那声音在空旷的武堂里并不明显,但羊忞明显有点神经质,停下了脚步。
“什么人?”羊忞倏然回头,阴柔的脸上那点笑意瞬间收敛,变得警惕而狠戾。
踢到东西的随从吓了一跳,连忙低头看去,但是却什么也没有,他讪讪道:“二爷,什么也没有啊……”
羊忞却根本不信。
“闭嘴,”羊忞的眼神阴了下来,他最讨厌别人质疑他的直觉,他重重拿扇柄砸了下随从的脸,“你的耳朵是摆设,本公子的不是。”
然后,羊忞慢条斯理从自己的袖袍里,取出一个很小的玉瓶。
随从一见到这个玉瓶,脸色俱是一变,不自觉纷纷后退了一步。
羊忞却好像很满意他们的反应,他从玉瓶里摸出一条很细很小的漆黑小蛇。
“去吧,”羊忞伸出手指向武堂深处,语气令人毛骨悚然,“去看看这里除了本公子的人,还有没有别的东西……在喘气。
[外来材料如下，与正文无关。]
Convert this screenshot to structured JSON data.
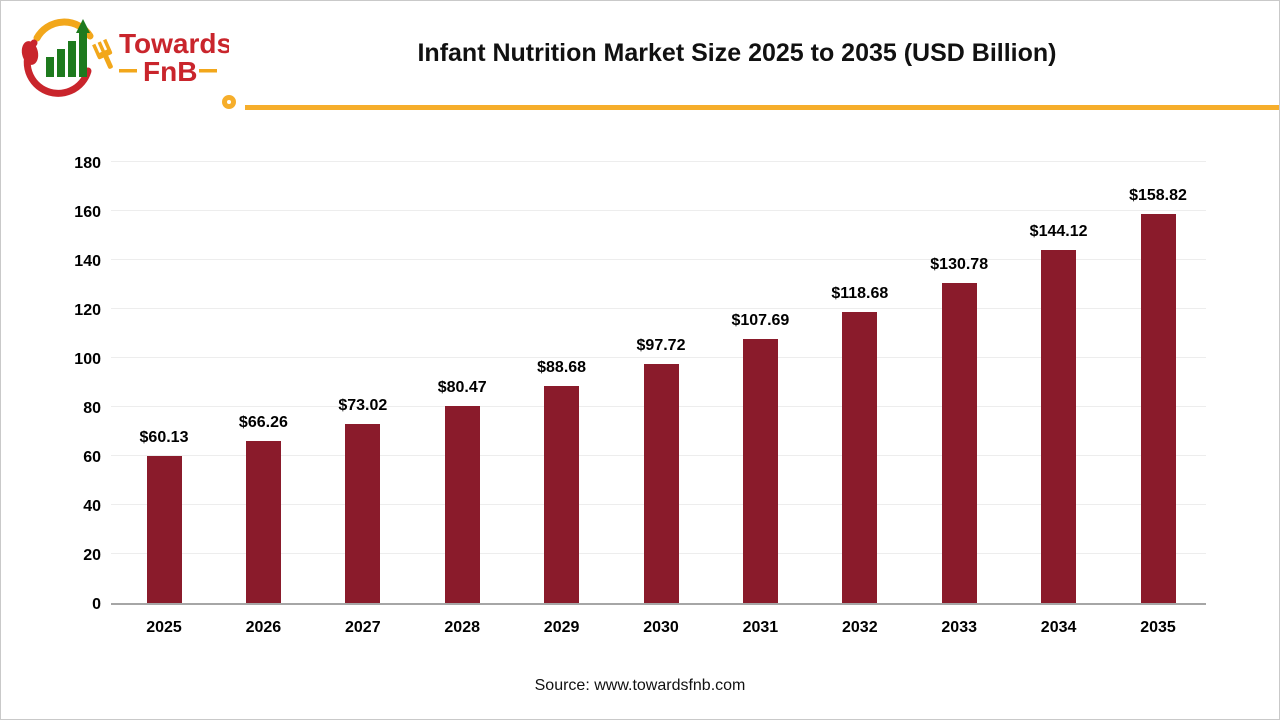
{
  "logo": {
    "name": "Towards FnB",
    "word1": "Towards",
    "word2": "FnB",
    "colors": {
      "red": "#C9252C",
      "yellow": "#F2A71B",
      "green": "#1E7A1E"
    }
  },
  "header": {
    "title": "Infant Nutrition Market Size 2025 to 2035 (USD Billion)"
  },
  "divider": {
    "color": "#F6AE2B"
  },
  "chart_data": {
    "type": "bar",
    "title": "Infant Nutrition Market Size 2025 to 2035 (USD Billion)",
    "categories": [
      "2025",
      "2026",
      "2027",
      "2028",
      "2029",
      "2030",
      "2031",
      "2032",
      "2033",
      "2034",
      "2035"
    ],
    "values": [
      60.13,
      66.26,
      73.02,
      80.47,
      88.68,
      97.72,
      107.69,
      118.68,
      130.78,
      144.12,
      158.82
    ],
    "value_labels": [
      "$60.13",
      "$66.26",
      "$73.02",
      "$80.47",
      "$88.68",
      "$97.72",
      "$107.69",
      "$118.68",
      "$130.78",
      "$144.12",
      "$158.82"
    ],
    "xlabel": "",
    "ylabel": "",
    "ylim": [
      0,
      180
    ],
    "y_ticks": [
      0,
      20,
      40,
      60,
      80,
      100,
      120,
      140,
      160,
      180
    ],
    "bar_color": "#8A1B2B",
    "gridlines": true,
    "gridline_color": "#ededed",
    "axis_line_color": "#a6a6a6",
    "legend_position": "none"
  },
  "footer": {
    "source": "Source: www.towardsfnb.com"
  }
}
”
那黑蛇像听懂了人话,骤然坠地,像被牵引一样,并没有理会那些被吓得连连后退的随从,而是以一种极其诡异的速度,贴地游弋起来。
立柱后面,挽戈心下一沉。
她认得这东西,食人阳气的阴蛇。
——那是灵物,靠的不是直觉,是活人的气息,不可能避开。
几乎就在她心念一转的瞬间,那黑蛇贴地成一道黑线,直直朝立柱后面窜来。
挽戈避无可避,人影薄得像纸一样,无声掠入下一个柱影。
黑蛇扑了个空,蛇身啪地撞在武器架的脚,架上铁器当啷相碰。
“真的有人!”
羊忞的随从们当即色变,几步就要奔来,同时喝令封门。
“在左侧!”
“别让那人跑了!”
杂沓的脚步声和呼叫声瞬间填满了空旷的武堂,十几名随从已经呈合围之势,迅速包抄过来。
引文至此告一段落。